Реконструкция горизонтов ожиданий, на основе которых создавалось и воспринималось то или иное литературное произведение, помогает нам добраться до вопросов, на которые текст первоначально отвечал, и, таким образом понять, как читатель прошлого расценивал произведение, как он понимал его. Такой подход корректирует и классический подход к искусству, и попытки модернизации произведения, и избегает объяснения произведения «общим духом времени», что ведет к мышлению по кругу. Такой подход выявляет герменевтическую разницу между прошлыми и сегодняшними путями понимания произведения, указывает на историю его рецепции – в нем заложено и то, и другое – и тем самым разоблачает как платоническую догму якобы самоочевидную истину метафизической филологии и говорит о том, что литература бессмертна, обладает объективным значением, которое раз и навсегда определено и открыто для интерпретации в любое время.
Вольфганг Изер
Вольфганг Изер (Wolfgang Iser, p. 1926) – биографические сведения и библиографическую справку см. на с. 22.
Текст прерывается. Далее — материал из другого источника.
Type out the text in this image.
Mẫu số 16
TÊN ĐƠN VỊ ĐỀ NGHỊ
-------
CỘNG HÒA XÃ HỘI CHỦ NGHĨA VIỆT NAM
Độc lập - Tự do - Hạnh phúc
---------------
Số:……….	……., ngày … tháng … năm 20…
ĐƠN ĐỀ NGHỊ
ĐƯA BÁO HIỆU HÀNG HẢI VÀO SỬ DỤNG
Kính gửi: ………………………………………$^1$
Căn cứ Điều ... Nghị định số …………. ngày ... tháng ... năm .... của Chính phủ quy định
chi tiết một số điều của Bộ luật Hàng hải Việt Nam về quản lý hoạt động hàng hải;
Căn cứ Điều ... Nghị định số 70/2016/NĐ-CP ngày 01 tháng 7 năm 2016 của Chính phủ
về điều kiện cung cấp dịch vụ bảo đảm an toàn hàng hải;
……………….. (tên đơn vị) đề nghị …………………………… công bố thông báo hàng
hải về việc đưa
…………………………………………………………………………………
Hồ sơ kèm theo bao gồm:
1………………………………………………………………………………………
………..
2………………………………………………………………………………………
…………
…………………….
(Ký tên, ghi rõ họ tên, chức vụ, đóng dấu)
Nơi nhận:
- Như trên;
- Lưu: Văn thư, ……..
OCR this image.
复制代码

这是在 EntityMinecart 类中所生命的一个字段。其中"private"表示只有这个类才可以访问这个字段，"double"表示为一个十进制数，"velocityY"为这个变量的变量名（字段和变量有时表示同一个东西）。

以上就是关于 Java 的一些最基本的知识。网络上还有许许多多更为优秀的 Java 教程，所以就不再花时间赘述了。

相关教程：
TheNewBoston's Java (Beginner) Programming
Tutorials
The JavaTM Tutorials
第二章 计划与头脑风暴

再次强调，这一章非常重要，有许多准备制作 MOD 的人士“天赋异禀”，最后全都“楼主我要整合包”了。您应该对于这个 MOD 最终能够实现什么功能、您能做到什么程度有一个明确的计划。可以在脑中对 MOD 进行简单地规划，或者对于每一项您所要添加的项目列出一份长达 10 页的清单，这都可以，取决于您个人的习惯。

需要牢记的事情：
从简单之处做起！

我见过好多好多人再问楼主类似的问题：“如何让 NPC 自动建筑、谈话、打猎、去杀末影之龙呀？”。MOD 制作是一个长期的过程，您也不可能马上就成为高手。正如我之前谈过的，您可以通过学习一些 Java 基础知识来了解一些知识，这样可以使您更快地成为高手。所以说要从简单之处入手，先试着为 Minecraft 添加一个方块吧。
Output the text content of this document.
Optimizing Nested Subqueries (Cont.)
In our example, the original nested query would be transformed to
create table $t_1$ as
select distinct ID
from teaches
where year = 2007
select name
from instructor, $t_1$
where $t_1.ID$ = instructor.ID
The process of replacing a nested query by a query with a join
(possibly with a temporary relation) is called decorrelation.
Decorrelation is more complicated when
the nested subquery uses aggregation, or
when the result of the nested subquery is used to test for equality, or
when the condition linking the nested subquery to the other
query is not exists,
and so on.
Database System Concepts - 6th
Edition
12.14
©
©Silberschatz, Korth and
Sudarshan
В этом разделе Изер представлен как теоретик рецептивной эстетики своим самым широкоизвестным эссе «Процесс чтения: феноменологический подход», где ясно видна его опора на труды школы немецкой феноменологии, прежде всего Романа Ингардена и Ганса-Георга Гадамера. В отличие от своего коллеги по Констанцской школе Г.Р. Яусса, Изер при исследовании процесса чтения склонен уделять больше внимания не истории литературы, а структурной организации текста. Он избегает объективации текста, присущей «новой критике», и сосредоточен скорее на потенциальных возможностях текста, которые актуализируются в процессе чтения в зависимости от сложного комплекса внешних обстоятельств. Читатель у Изера – не конкретно-историческая личность, а идеальная абстракция, и роль читателя заключается в том, чтобы силой воображения, сотворчества заполнить пробелы и зияния в тексте. Текст оживает только благодаря читателю. Эссе «The Reading Process: A Phenomenological Approach» было впервые опубликовано в журнале «Нью литерари хистори» в 1972 г.
Вольфганг Изер
Процесс чтения: феноменологический подход
I
Феноменологическая теория искусства исходит из того, что анализ литературного произведения должен принимать во внимание не только текст произведения, но в равной степени наши ответные действия по отношению к нему. Так, Роман Ингарден противопоставляет структуру литературного произведения способам его возможной конкретизации[75]. Текст предлагает некие схемы, позволяющие пролить свет на содержание, но настоящее понимание произведения приходит только в процессе его конкретизации. Если это так, то у литературного произведения есть два полюса, которые можно назвать художническим и эстетическим: первый относится к тексту, созданному автором, второй – к тому, как читатель конкретизирует текст. Из этой полярности следует, что литературное произведение не может полностью совпадать ни с текстом автора, ни с читательским прочтением текста, а должно лежать на полпути между ними. Произведение – нечто большее, чем его написанный текст, потому что текст обретает жизнь только в процессе чтения, чтение зависит от индивидуальности читателя – и на эту индивидуальность могут, в свою очередь, воздействовать разные уровни текста. Литературное произведение появляется, когда происходит совмещение текста и воображения читателя, и невозможно указать точку, где происходит это совмещение, однако оно всегда имеет место в действительности, и его не следует идентифицировать ни с реальностью текста, ни с индивидуальными наклонностями читателя.
73
Эскарпи P. (Robert Escarpit, 1918 2000) французский социолог, с 1958 г. глава Центра социологии литературных фактов в Бордо, с 1965 Института литературы и массового художественного творчества.
74
д’Оревильи Б. (Jules Barbey d’Aurevilly, 1808—1889) – французский поэт, эссеист, автор трактата «О дендизме» (1845), романов и повестей.
75
Ингарден P. (Roman Ingarden, 1893 1970). Vom Erkennen des literarischen Kunstwerks (К познанию литературного произведения). Tubingen. 1968. S. 49.